Ok, I understand. You read the texts literally rather than with an eye toward criticism and history. I don't want to say that's wrong, I just assumed that since you were in the BC&A forum you understood the assumptions of discussion here. But since we're not doing Sunday School here, we read against the grain in order to understand the motivations of the writers and the purposes of the text.

Quote:
Ish: What this seems to say is that you believe they lied, or at least stretched the truth. I don't believe that, and I state things exactly as I see them in the texts. To state anything else is simply to make up what I see as a sort of fictional account of things (e.g. - the mission to the Gentiles being a horrible thing to which Paul was banished...).
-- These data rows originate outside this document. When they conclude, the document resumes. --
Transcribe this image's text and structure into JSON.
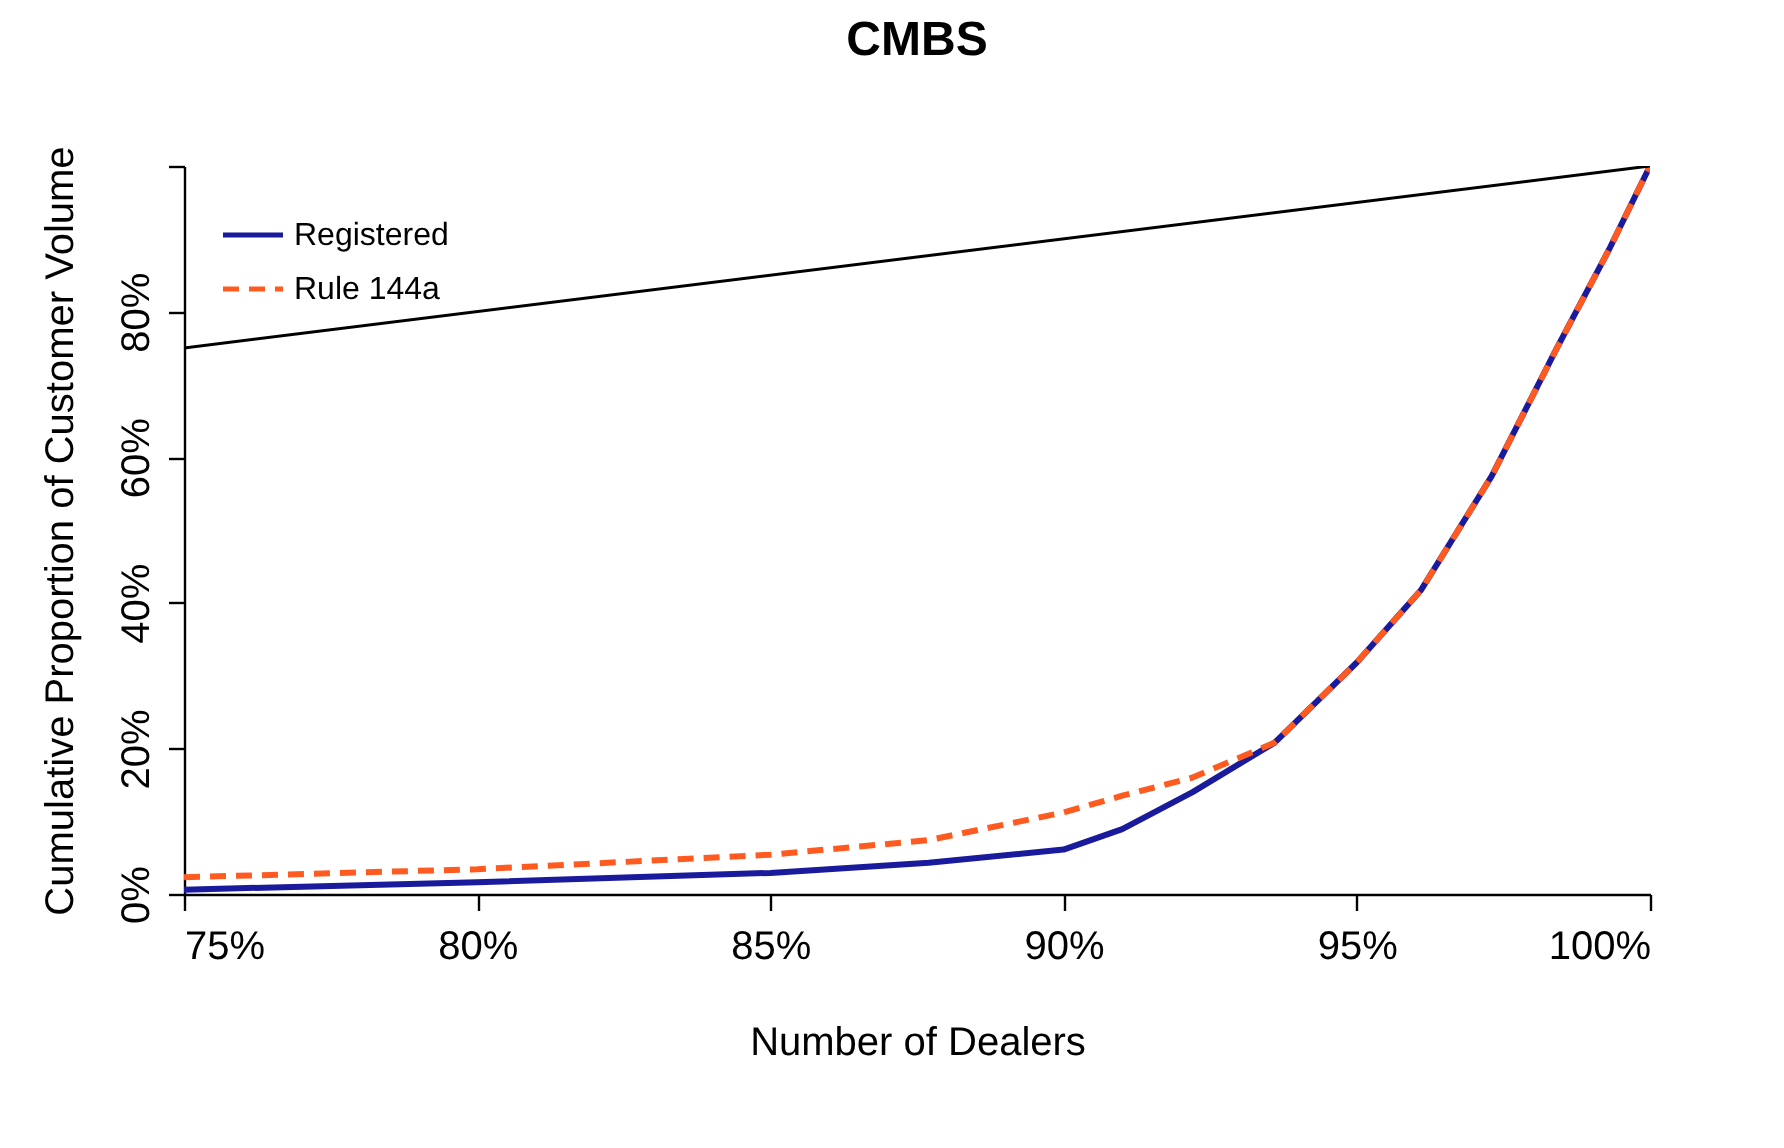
{
  "chart_data": {
    "type": "line",
    "title": "CMBS",
    "xlabel": "Number of Dealers",
    "ylabel": "Cumulative Proportion of Customer Volume",
    "x": [
      75,
      80,
      85,
      87.7,
      90,
      91,
      92.2,
      93.6,
      95,
      96.1,
      97.3,
      98.4,
      99.3,
      100
    ],
    "series": [
      {
        "name": "Registered",
        "color": "#1a1a9c",
        "line_style": "solid",
        "values": [
          0.6,
          1.6,
          2.9,
          4.3,
          6.1,
          8.9,
          14,
          20.8,
          31.8,
          41.8,
          57.4,
          74.8,
          88.5,
          100
        ]
      },
      {
        "name": "Rule 144a",
        "color": "#ff5a1f",
        "line_style": "dashed",
        "values": [
          2.3,
          3.4,
          5.4,
          7.4,
          11.2,
          13.5,
          16,
          20.8,
          31.8,
          41.8,
          57.4,
          74.8,
          88.5,
          100
        ]
      },
      {
        "type": "line",
        "color": "#000000",
        "line_style": "solid",
        "x": [
          75,
          100
        ],
        "values": [
          75,
          100
        ]
      }
    ],
    "xlim": [
      75,
      100
    ],
    "ylim": [
      0,
      100
    ],
    "xticks": [
      {
        "value": 75,
        "label": "75%"
      },
      {
        "value": 80,
        "label": "80%"
      },
      {
        "value": 85,
        "label": "85%"
      },
      {
        "value": 90,
        "label": "90%"
      },
      {
        "value": 95,
        "label": "95%"
      },
      {
        "value": 100,
        "label": "100%"
      }
    ],
    "yticks": [
      {
        "value": 0,
        "label": "0%"
      },
      {
        "value": 20,
        "label": "20%"
      },
      {
        "value": 40,
        "label": "40%"
      },
      {
        "value": 60,
        "label": "60%"
      },
      {
        "value": 80,
        "label": "80%"
      },
      {
        "value": 100,
        "label": null
      }
    ],
    "grid": false,
    "legend": "top left",
    "marker": "none"
  }
}
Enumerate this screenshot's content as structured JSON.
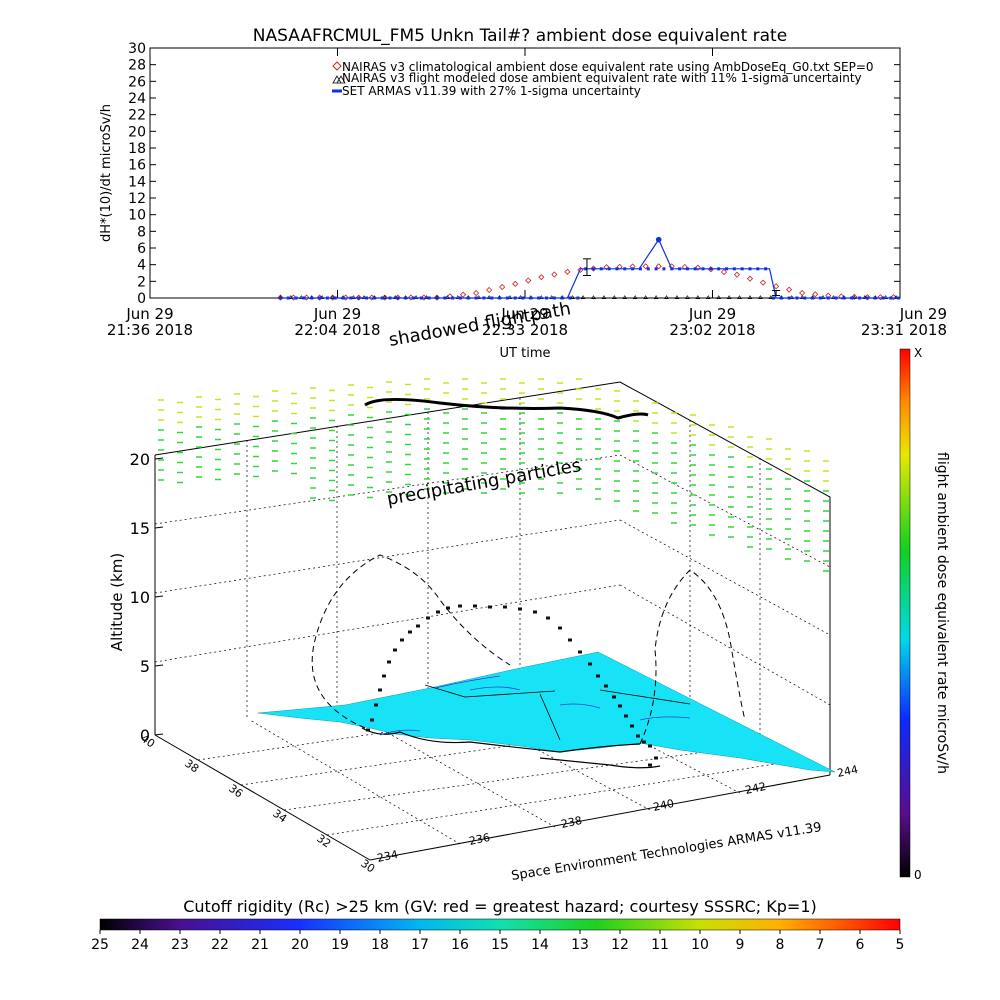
{
  "top_chart": {
    "title": "NASAAFRCMUL_FM5 Unkn Tail#? ambient dose equivalent rate",
    "ylabel": "dH*(10)/dt microSv/h",
    "xlabel": "UT time",
    "y_ticks": [
      "0",
      "2",
      "4",
      "6",
      "8",
      "10",
      "12",
      "14",
      "16",
      "18",
      "20",
      "22",
      "24",
      "26",
      "28",
      "30"
    ],
    "x_ticks": [
      {
        "date": "Jun 29",
        "time": "21:36 2018"
      },
      {
        "date": "Jun 29",
        "time": "22:04 2018"
      },
      {
        "date": "Jun 29",
        "time": "22:33 2018"
      },
      {
        "date": "Jun 29",
        "time": "23:02 2018"
      },
      {
        "date": "Jun 29",
        "time": "23:31 2018"
      }
    ],
    "legend": [
      "NAIRAS v3 climatological ambient dose equivalent rate using AmbDoseEq_G0.txt SEP=0",
      "NAIRAS v3 flight modeled dose ambient equivalent rate with 11% 1-sigma uncertainty",
      "SET ARMAS v11.39 with 27% 1-sigma uncertainty"
    ],
    "colors": {
      "nairas_clim": "#cc2222",
      "nairas_flight": "#000000",
      "armas": "#1030dd"
    }
  },
  "chart_data": [
    {
      "type": "line",
      "title": "NASAAFRCMUL_FM5 Unkn Tail#? ambient dose equivalent rate",
      "xlabel": "UT time",
      "ylabel": "dH*(10)/dt microSv/h",
      "xlim": [
        "21:36",
        "23:31"
      ],
      "ylim": [
        0,
        30
      ],
      "x_unit": "minutes after 21:36 UT",
      "series": [
        {
          "name": "NAIRAS v3 climatological ambient dose equivalent rate using AmbDoseEq_G0.txt SEP=0",
          "x": [
            45,
            50,
            55,
            60,
            65,
            70,
            75,
            80,
            85,
            90,
            95,
            100,
            105,
            110,
            115
          ],
          "y": [
            0.1,
            0.6,
            1.5,
            2.5,
            3.3,
            3.7,
            3.8,
            3.8,
            3.6,
            2.8,
            1.6,
            0.6,
            0.2,
            0.1,
            0.1
          ]
        },
        {
          "name": "NAIRAS v3 flight modeled dose ambient equivalent rate with 11% 1-sigma uncertainty",
          "x": [
            20,
            30,
            40,
            50,
            60,
            70,
            80,
            90,
            100,
            110,
            115
          ],
          "y": [
            0.1,
            0.1,
            0.1,
            0.1,
            0.1,
            0.1,
            0.1,
            0.1,
            0.1,
            0.1,
            0.1
          ]
        },
        {
          "name": "SET ARMAS v11.39 with 27% 1-sigma uncertainty",
          "x": [
            20,
            30,
            40,
            50,
            64,
            66,
            70,
            75,
            78,
            80,
            85,
            90,
            95,
            96,
            100,
            110,
            115
          ],
          "y": [
            0,
            0,
            0,
            0,
            0,
            3.5,
            3.5,
            3.5,
            7,
            3.5,
            3.5,
            3.5,
            3.5,
            0,
            0,
            0,
            0
          ]
        }
      ],
      "error_bars": [
        {
          "x": 67,
          "y": 3.7,
          "err": 1.0
        },
        {
          "x": 96,
          "y": 0.6,
          "err": 0.3
        }
      ],
      "legend": "top-right",
      "grid": false
    },
    {
      "type": "scatter",
      "title": "Space Environment Technologies ARMAS v11.39",
      "zlabel": "Altitude (km)",
      "z_ticks": [
        "0",
        "5",
        "10",
        "15",
        "20"
      ],
      "lat_ticks": [
        "40",
        "38",
        "36",
        "34",
        "32",
        "30"
      ],
      "lon_ticks": [
        "234",
        "236",
        "238",
        "240",
        "242",
        "244"
      ],
      "annotations": [
        "shadowed flightpath",
        "precipitating particles"
      ],
      "colorbar": {
        "label": "flight ambient dose equivalent rate microSv/h",
        "min": "0",
        "max": "X"
      }
    },
    {
      "type": "heatmap",
      "title": "Cutoff rigidity (Rc) >25 km (GV: red = greatest hazard; courtesy SSSRC; Kp=1)",
      "colorbar_ticks": [
        "25",
        "24",
        "23",
        "22",
        "21",
        "20",
        "19",
        "18",
        "17",
        "16",
        "15",
        "14",
        "13",
        "12",
        "11",
        "10",
        "9",
        "8",
        "7",
        "6",
        "5"
      ]
    }
  ],
  "plot3d": {
    "title": "Space Environment Technologies ARMAS v11.39",
    "zlabel": "Altitude (km)",
    "z_ticks": [
      "0",
      "5",
      "10",
      "15",
      "20"
    ],
    "lat_ticks": [
      "40",
      "38",
      "36",
      "34",
      "32",
      "30"
    ],
    "lon_ticks": [
      "234",
      "236",
      "238",
      "240",
      "242",
      "244"
    ],
    "annotation_shadow": "shadowed flightpath",
    "annotation_particles": "precipitating particles",
    "colorbar_label": "flight ambient dose equivalent rate microSv/h",
    "colorbar_max": "X",
    "colorbar_min": "0",
    "colors": {
      "surface": "#18e3f6",
      "particles_high": "#c8e320",
      "particles_low": "#33d63a"
    }
  },
  "bottom_bar": {
    "title": "Cutoff rigidity (Rc) >25 km (GV: red = greatest hazard; courtesy SSSRC; Kp=1)",
    "ticks": [
      "25",
      "24",
      "23",
      "22",
      "21",
      "20",
      "19",
      "18",
      "17",
      "16",
      "15",
      "14",
      "13",
      "12",
      "11",
      "10",
      "9",
      "8",
      "7",
      "6",
      "5"
    ]
  }
}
I think that to read things straight from the text without incorporating the historical and theological contexts in which those events took place is to risk misunderstanding the text. I am not so bored that I sit around making things up that suit me. From the larger context it is obvious that Jesus' mission was to the children of Israel. A close examination of his teachings reveals the urgency with which God's rule was about to break into the present situation. His brother James and Peter stayed in Jerusalem after Jesus' death, awaiting the imminent establishment of God's rule. So now you know why I said that sending Paul out to the Greek world was something of a banishment.

As for the historical Peter being the author of 2 Peter, well, if you believe that then I've got a bridge to sell you. With the exception of very conservative evangelicals no one believes that Peter wrote 2 Peter.